Ribaltare le politiche economiche sul randagismo sarebbe l’inizio di una diversa gestione del fenomeno

Pensare di ribaltare le politiche economiche sul randagismo, passando da una gestione che non produce effetti a un effettivo contrasto del fenomeno. Capace di trasformare centinaia di milioni spesi ogni anno senza ottenere risultati in un investimento di periodo, capace di arginare in modo significativo il problema. Percorrendo una strada di cambiamento che sarebbe tanto auspicabile in un periodo come questo. Dove le risorse economiche sono poche e andrebbero canalizzate in modo intelligente.
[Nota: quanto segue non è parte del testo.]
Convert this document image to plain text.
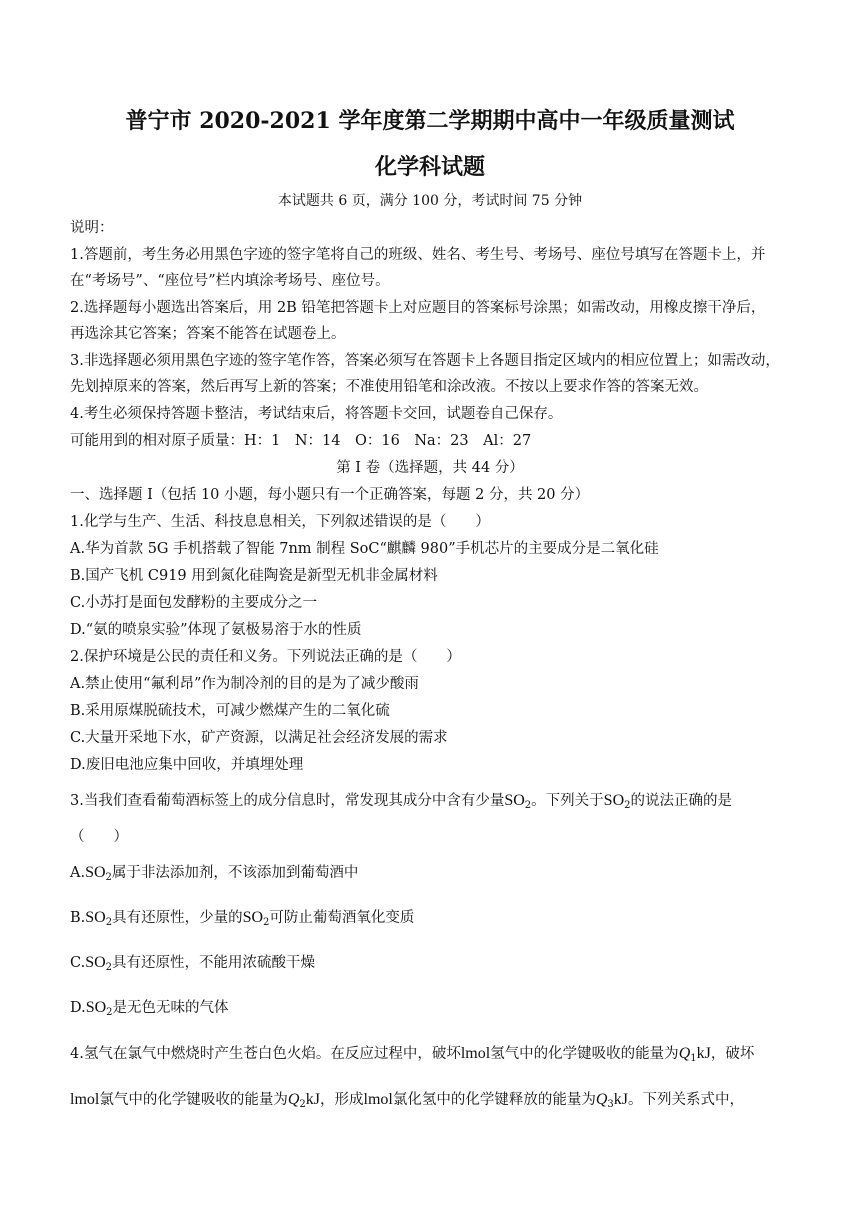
普宁市 2020-2021 学年度第二学期期中高中一年级质量测试
化学科试题
本试题共 6 页，满分 100 分，考试时间 75 分钟
说明：
1.答题前，考生务必用黑色字迹的签字笔将自己的班级、姓名、考生号、考场号、座位号填写在答题卡上，并
在“考场号”、“座位号”栏内填涂考场号、座位号。
2.选择题每小题选出答案后，用 2B 铅笔把答题卡上对应题目的答案标号涂黑；如需改动，用橡皮擦干净后，
再选涂其它答案；答案不能答在试题卷上。
3.非选择题必须用黑色字迹的签字笔作答，答案必须写在答题卡上各题目指定区域内的相应位置上；如需改动，
先划掉原来的答案，然后再写上新的答案；不准使用铅笔和涂改液。不按以上要求作答的答案无效。
4.考生必须保持答题卡整洁，考试结束后，将答题卡交回，试题卷自己保存。
可能用到的相对原子质量：H：1　N：14　O：16　Na：23　Al：27
第 I 卷（选择题，共 44 分）
一、选择题 I（包括 10 小题，每小题只有一个正确答案，每题 2 分，共 20 分）
1.化学与生产、生活、科技息息相关，下列叙述错误的是（　　）
A.华为首款 5G 手机搭载了智能 7nm 制程 SoC“麒麟 980”手机芯片的主要成分是二氧化硅
B.国产飞机 C919 用到氮化硅陶瓷是新型无机非金属材料
C.小苏打是面包发酵粉的主要成分之一
D.“氨的喷泉实验”体现了氨极易溶于水的性质
2.保护环境是公民的责任和义务。下列说法正确的是（　　）
A.禁止使用“氟利昂”作为制冷剂的目的是为了减少酸雨
B.采用原煤脱硫技术，可减少燃煤产生的二氧化硫
C.大量开采地下水，矿产资源，以满足社会经济发展的需求
D.废旧电池应集中回收，并填埋处理
3.当我们查看葡萄酒标签上的成分信息时，常发现其成分中含有少量$SO_2$。下列关于$SO_2$的说法正确的是
（　　）
$A.SO_2$属于非法添加剂，不该添加到葡萄酒中
$B.SO_2$具有还原性，少量的$SO_2$可防止葡萄酒氧化变质
$C.SO_2$具有还原性，不能用浓硫酸干燥
$D.SO_2$是无色无味的气体
4.氢气在氯气中燃烧时产生苍白色火焰。在反应过程中，破坏lmol氢气中的化学键吸收的能量为$Q_1kJ$，破坏
lmol氯气中的化学键吸收的能量为$Q_2kJ$，形成lmol氯化氢中的化学键释放的能量为$Q_3kJ$。下列关系式中，
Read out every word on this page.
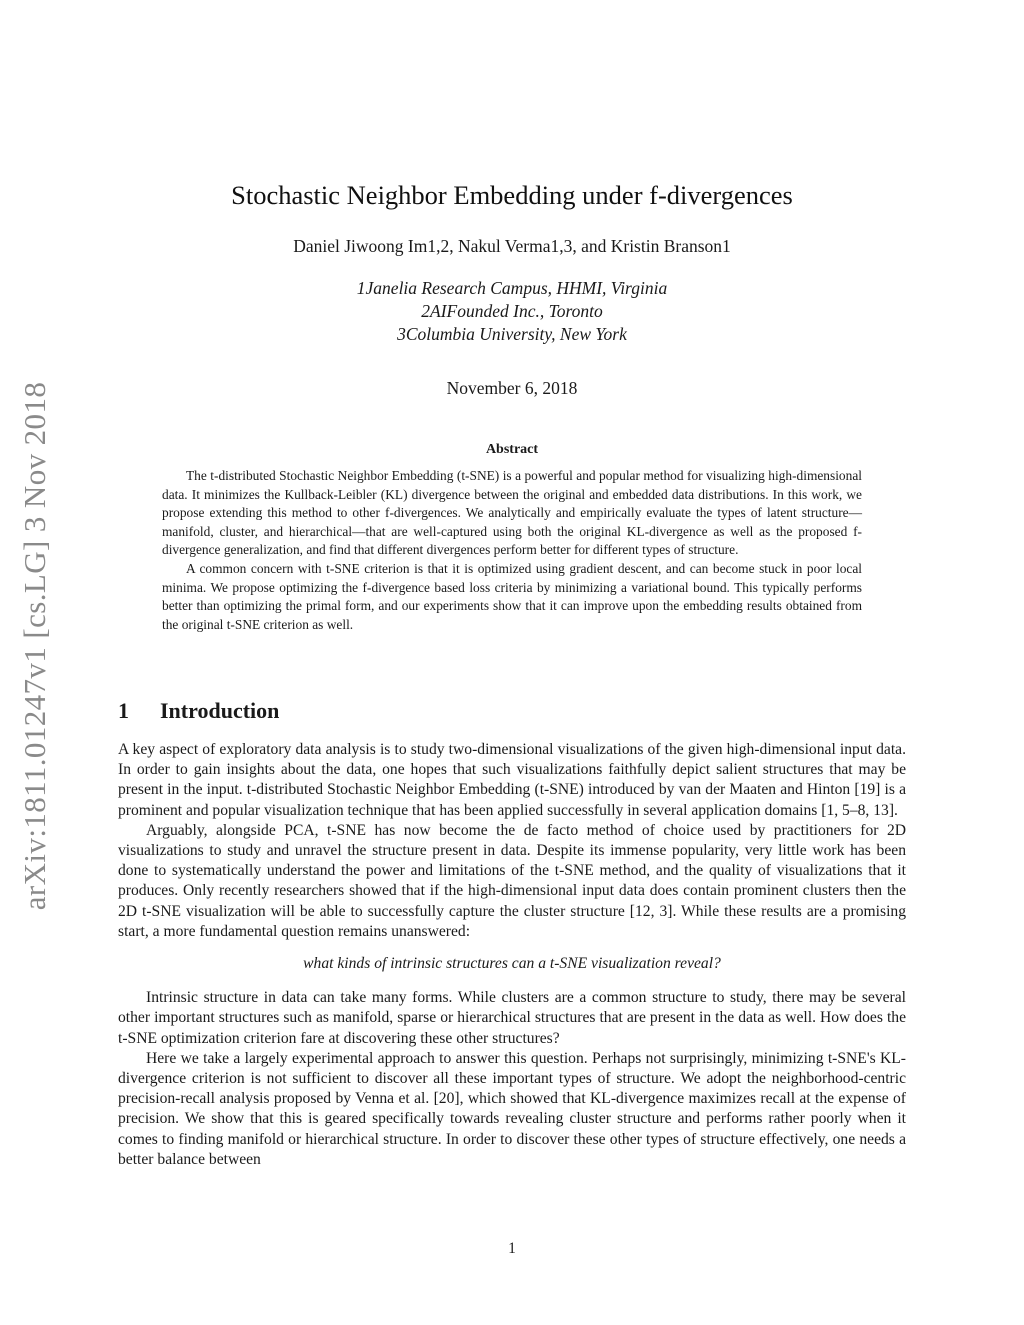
arXiv:1811.01247v1 [cs.LG] 3 Nov 2018
Stochastic Neighbor Embedding under f-divergences
Daniel Jiwoong Im1,2, Nakul Verma1,3, and Kristin Branson1
1Janelia Research Campus, HHMI, Virginia
2AIFounded Inc., Toronto
3Columbia University, New York
November 6, 2018
Abstract

The t-distributed Stochastic Neighbor Embedding (t-SNE) is a powerful and popular method for visualizing high-dimensional data. It minimizes the Kullback-Leibler (KL) divergence between the original and embedded data distributions. In this work, we propose extending this method to other f-divergences. We analytically and empirically evaluate the types of latent structure—manifold, cluster, and hierarchical—that are well-captured using both the original KL-divergence as well as the proposed f-divergence generalization, and find that different divergences perform better for different types of structure.

A common concern with t-SNE criterion is that it is optimized using gradient descent, and can become stuck in poor local minima. We propose optimizing the f-divergence based loss criteria by minimizing a variational bound. This typically performs better than optimizing the primal form, and our experiments show that it can improve upon the embedding results obtained from the original t-SNE criterion as well.

1 Introduction

A key aspect of exploratory data analysis is to study two-dimensional visualizations of the given high-dimensional input data. In order to gain insights about the data, one hopes that such visualizations faithfully depict salient structures that may be present in the input. t-distributed Stochastic Neighbor Embedding (t-SNE) introduced by van der Maaten and Hinton [19] is a prominent and popular visualization technique that has been applied successfully in several application domains [1, 5–8, 13].

Arguably, alongside PCA, t-SNE has now become the de facto method of choice used by practitioners for 2D visualizations to study and unravel the structure present in data. Despite its immense popularity, very little work has been done to systematically understand the power and limitations of the t-SNE method, and the quality of visualizations that it produces. Only recently researchers showed that if the high-dimensional input data does contain prominent clusters then the 2D t-SNE visualization will be able to successfully capture the cluster structure [12, 3]. While these results are a promising start, a more fundamental question remains unanswered:

what kinds of intrinsic structures can a t-SNE visualization reveal?

Intrinsic structure in data can take many forms. While clusters are a common structure to study, there may be several other important structures such as manifold, sparse or hierarchical structures that are present in the data as well. How does the t-SNE optimization criterion fare at discovering these other structures?

Here we take a largely experimental approach to answer this question. Perhaps not surprisingly, minimizing t-SNE's KL-divergence criterion is not sufficient to discover all these important types of structure. We adopt the neighborhood-centric precision-recall analysis proposed by Venna et al. [20], which showed that KL-divergence maximizes recall at the expense of precision. We show that this is geared specifically towards revealing cluster structure and performs rather poorly when it comes to finding manifold or hierarchical structure. In order to discover these other types of structure effectively, one needs a better balance between

1
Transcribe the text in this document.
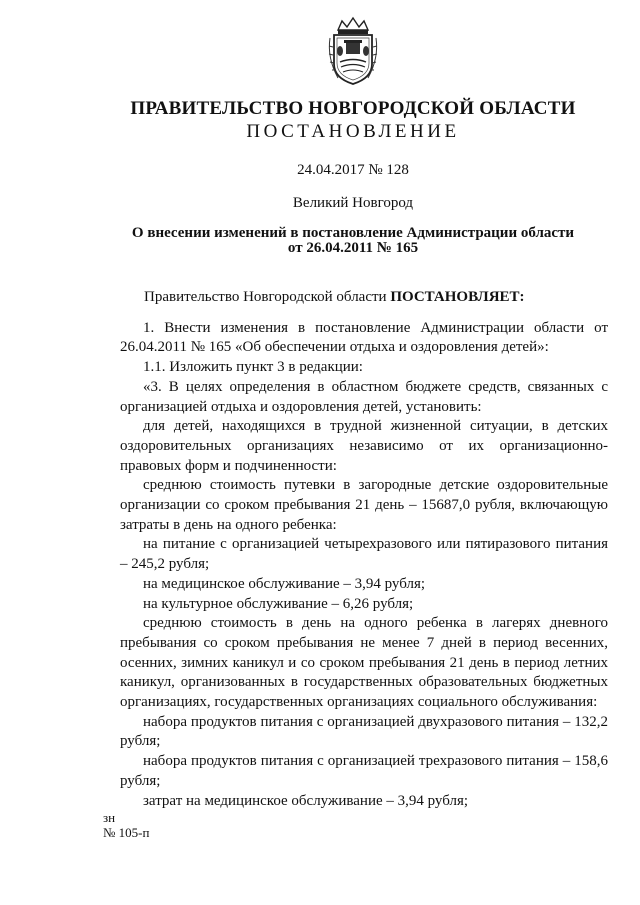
ПРАВИТЕЛЬСТВО НОВГОРОДСКОЙ ОБЛАСТИ
ПОСТАНОВЛЕНИЕ
24.04.2017 № 128
Великий Новгород
О внесении изменений в постановление Администрации области
от 26.04.2011 № 165

Правительство Новгородской области ПОСТАНОВЛЯЕТ:

1. Внести изменения в постановление Администрации области от 26.04.2011 № 165 «Об обеспечении отдыха и оздоровления детей»:

1.1. Изложить пункт 3 в редакции:

«3. В целях определения в областном бюджете средств, связанных с организацией отдыха и оздоровления детей, установить:

для детей, находящихся в трудной жизненной ситуации, в детских оздоровительных организациях независимо от их организационно-правовых форм и подчиненности:

среднюю стоимость путевки в загородные детские оздоровительные организации со сроком пребывания 21 день – 15687,0 рубля, включающую затраты в день на одного ребенка:

на питание с организацией четырехразового или пятиразового питания – 245,2 рубля;

на медицинское обслуживание – 3,94 рубля;

на культурное обслуживание – 6,26 рубля;

среднюю стоимость в день на одного ребенка в лагерях дневного пребывания со сроком пребывания не менее 7 дней в период весенних, осенних, зимних каникул и со сроком пребывания 21 день в период летних каникул, организованных в государственных образовательных бюджетных организациях, государственных организациях социального обслуживания:

набора продуктов питания с организацией двухразового питания – 132,2 рубля;

набора продуктов питания с организацией трехразового питания – 158,6 рубля;

затрат на медицинское обслуживание – 3,94 рубля;

зн
№ 105-п
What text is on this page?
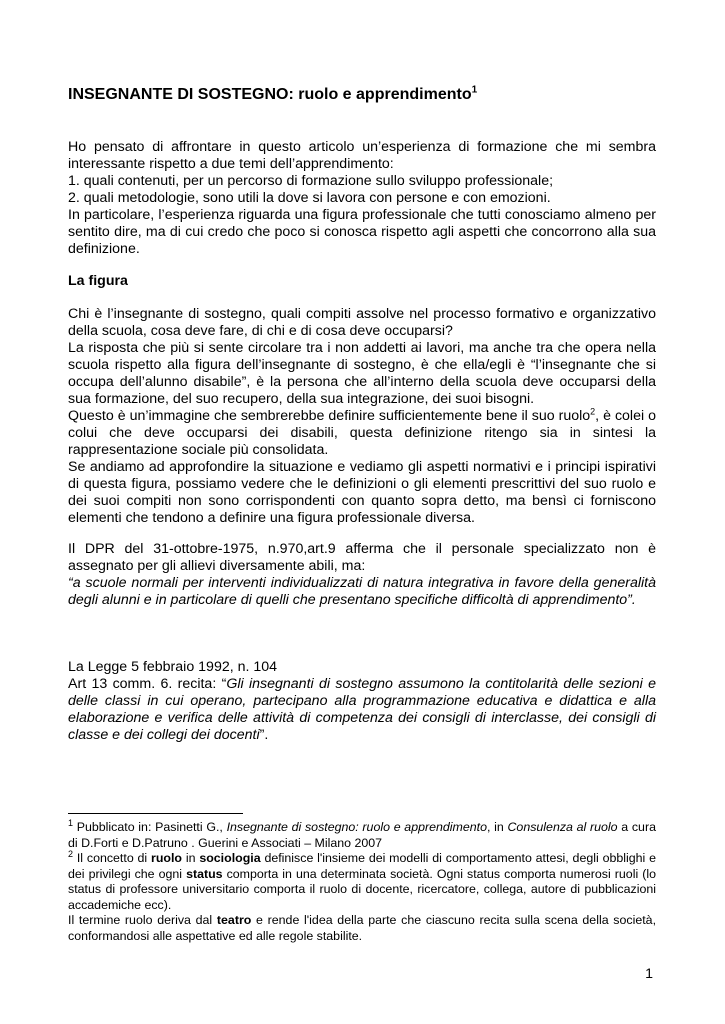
INSEGNANTE DI SOSTEGNO: ruolo e apprendimento$^1$

Ho pensato di affrontare in questo articolo un’esperienza di formazione che mi sembra interessante rispetto a due temi dell’apprendimento:

1. quali contenuti, per un percorso di formazione sullo sviluppo professionale;

2. quali metodologie, sono utili la dove si lavora con persone e con emozioni.

In particolare, l’esperienza riguarda una figura professionale che tutti conosciamo almeno per sentito dire, ma di cui credo che poco si conosca rispetto agli aspetti che concorrono alla sua definizione.

La figura

Chi è l’insegnante di sostegno, quali compiti assolve nel processo formativo e organizzativo della scuola, cosa deve fare, di chi e di cosa deve occuparsi?

La risposta che più si sente circolare tra i non addetti ai lavori, ma anche tra che opera nella scuola rispetto alla figura dell’insegnante di sostegno, è che ella/egli è “l’insegnante che si occupa dell’alunno disabile”, è la persona che all’interno della scuola deve occuparsi della sua formazione, del suo recupero, della sua integrazione, dei suoi bisogni.

Questo è un’immagine che sembrerebbe definire sufficientemente bene il suo ruolo$^2$, è colei o colui che deve occuparsi dei disabili, questa definizione ritengo sia in sintesi la rappresentazione sociale più consolidata.

Se andiamo ad approfondire la situazione e vediamo gli aspetti normativi e i principi ispirativi di questa figura, possiamo vedere che le definizioni o gli elementi prescrittivi del suo ruolo e dei suoi compiti non sono corrispondenti con quanto sopra detto, ma bensì ci forniscono elementi che tendono a definire una figura professionale diversa.

Il DPR del 31-ottobre-1975, n.970,art.9 afferma che il personale specializzato non è assegnato per gli allievi diversamente abili, ma:

“a scuole normali per interventi individualizzati di natura integrativa in favore della generalità degli alunni e in particolare di quelli che presentano specifiche difficoltà di apprendimento”.

La Legge 5 febbraio 1992, n. 104

Art 13 comm. 6. recita: “Gli insegnanti di sostegno assumono la contitolarità delle sezioni e delle classi in cui operano, partecipano alla programmazione educativa e didattica e alla elaborazione e verifica delle attività di competenza dei consigli di interclasse, dei consigli di classe e dei collegi dei docenti”.

$^1$ Pubblicato in: Pasinetti G., Insegnante di sostegno: ruolo e apprendimento, in Consulenza al ruolo a cura di D.Forti e D.Patruno . Guerini e Associati – Milano 2007

$^2$ Il concetto di ruolo in sociologia definisce l'insieme dei modelli di comportamento attesi, degli obblighi e dei privilegi che ogni status comporta in una determinata società. Ogni status comporta numerosi ruoli (lo status di professore universitario comporta il ruolo di docente, ricercatore, collega, autore di pubblicazioni accademiche ecc).

Il termine ruolo deriva dal teatro e rende l'idea della parte che ciascuno recita sulla scena della società, conformandosi alle aspettative ed alle regole stabilite.

1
Del resto volenti o nolenti per i randagi si spendono molti soldi, senza contare quel valore non misurabile dato dalla sofferenza che molti animali subiscono. Per mancanza di cure idonee, per essere confinati in spazi spesso inadatti o semplicemente per dover passare una vita in strada, che non è certo l’ideale per animali domestici.
Il costo economico del randagismo non dovrebbe essere calcolato solo sulle spese di mantenimento degli animali nelle strutture sanitarie o nei rifugi, ma nel suo complesso. Costituito dagli indennizzi in caso di morsicature o incidenti stradali, dai rimborsi agli allevatori per gli attacchi al bestiame e dall’impatto sulla fauna selvatica.
Le attuali politiche economiche sul randagismo alimentano spesso il malaffare e la criminalità
Visto che non saranno i canili o altre strutture di ricovero a risolvere il problema, non potendo arginare le riproduzioni indesiderate che stanno a monte del fenomeno, occorre mettere in campo scelte più coraggiose. Obbligando la sterilizzazione dei cani meticci di proprietà e di tutte quelle razze che una volta entrate in un canile difficilmente riescono a trovare adozione. Come accade per la maggioranza dei molossoidi. Obbligo che dovrebbe essere esteso a tutti i cani e i gatti che abbiano possibilità di vagare liberi, indipendentemente dalla razza.
Vietando la pubblicizzazione e la vendita di cani, gatti e di animali in genere sulla rete. Prevedendo che i negozi di animali possano proporre solo cani e gatti provenienti da rifugi, come sta avvenendo in molte parti del mondo. Intensificando i controlli sull’anagrafe canina, formando e creando persone che possano replicare le funzioni degli ausiliari del traffico. Controllando e sanzionando maggiormente i proprietari che non abbiano provveduto a iscrivere i cani e gatti nelle anagrafi regionali.
La possibilità di accogliere nella propria vita un animale non dovrebbe essere considerato come un diritto per tutti, ma come il risultato di un percorso. Per evitare che acquisti di impulso, regali non richiesti e nemmeno voluti siano poi la causa di futuri abbandoni o di ingressi nei rifugi. Una persona davvero motivata nella decisione di vivere con un animale non si fermerà certo di fronte all’obbligo di seguire qualche lezione formativa. E se così non fosse allora vorrà dire che le motivazioni non erano quelle giuste.
Chi non ha mai avuto un cane o un gatto dovrebbe essere formato, senza possibilità di acquisti o adozioni al buio
Capita di leggere spesso sui social di cani che vengono adottati sulla rete e che una volta a destino vengono rifiutati dai nuovi proprietari. Appare evidente che qualcosa non abbia funzionato da ambo le parti: affidi fatti male, decisioni prese senza ponderazione. In mezzo, strattonato come uno straccio, resta però il cane con tutto quello che questo comporta. Eppure se le persone fossero formate prima, dovessero impegnarsi per poter tenere un animale, si potrebbero evitare tante situazioni subite dagli animali.

Animali non voluti, cani che vivono sul terrazzo o rinchiusi sempre in giardino senza mai uscire. Animali adottati come passatempo per i bambini e poi, al primo intoppo considerati solo come un problema. Sono tantissime le situazioni dove le condizioni di custodia non costituiscono un giuridicamente maltrattamento, ma sono lontane dal benessere psicofisico di un animale. E se è vero che un’adozione è sempre una speranza per un animale chiuso in un rifugio, è altrettanto vero che questa possa trasformarsi in una condanna.
Occorre evitare che la collettività subisca i costi, gli animali le sofferenze, di scelte sbagliate. Occorre educare le persone alla responsabilità e al rispetto. Facendo informazione e usando i fondi risparmiati per mettere un vero freno al randagismo. Che non può essere attuato solo con strutture di ricovero.